I think very human faults like these are working together to produce compound failure modes in the human systems that are making use of AI at scale without adequate checks.
There is no doubt that the technology is disruptive. Prior to this new era, it felt like I would stare blankly at a screen for hours, if not days. Task initiation felt like moving a boulder. Once it got moving, there was momentum and productivity, but starting took a tremendous amount of effort. Now, the flow comes much easier. I can start with a prompt, an rough explanation of the task, even a feeling, and my AI companion sends us off to the races. I simply love that. I particularly love correcting en errant AI. Nothing is more motivating than pure indignation.
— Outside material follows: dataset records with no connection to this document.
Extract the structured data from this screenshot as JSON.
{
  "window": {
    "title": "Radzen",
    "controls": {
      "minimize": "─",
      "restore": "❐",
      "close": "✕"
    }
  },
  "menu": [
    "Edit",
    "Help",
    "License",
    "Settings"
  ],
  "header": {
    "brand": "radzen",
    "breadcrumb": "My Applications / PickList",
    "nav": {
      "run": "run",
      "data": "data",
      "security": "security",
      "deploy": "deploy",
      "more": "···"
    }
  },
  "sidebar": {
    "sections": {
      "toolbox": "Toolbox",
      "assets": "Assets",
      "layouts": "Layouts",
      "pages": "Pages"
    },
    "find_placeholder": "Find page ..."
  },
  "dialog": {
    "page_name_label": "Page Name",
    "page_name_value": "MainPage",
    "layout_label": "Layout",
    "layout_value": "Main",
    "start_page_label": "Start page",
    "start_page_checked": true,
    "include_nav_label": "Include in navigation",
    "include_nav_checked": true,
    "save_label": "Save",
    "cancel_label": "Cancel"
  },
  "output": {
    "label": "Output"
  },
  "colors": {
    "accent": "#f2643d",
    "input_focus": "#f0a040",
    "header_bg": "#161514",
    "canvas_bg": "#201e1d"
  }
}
It’s pretty standard for organizations adopting AI to emphasize that individuals remain accountable for the work they produce, regardless of whether it’s AI-generated. Responsibility is clearly assigned, but verification becomes less structured the further you move from code. Engineers operate inside review and testing loops; adjacent functions might not, even though their output still reaches production in other forms: product specifications, documentation, marketing copy, and more. I’m concerned that as this scales across an economy, the divergence deepens until you reach a point where nothing is actually checked, even though everything appears to have been written by someone.
Popular media is full of conversation emphasizing the need to keep humans in the loop. I haven't heard any conversation about the importance of humans maintaining their judgment during this time of critical change.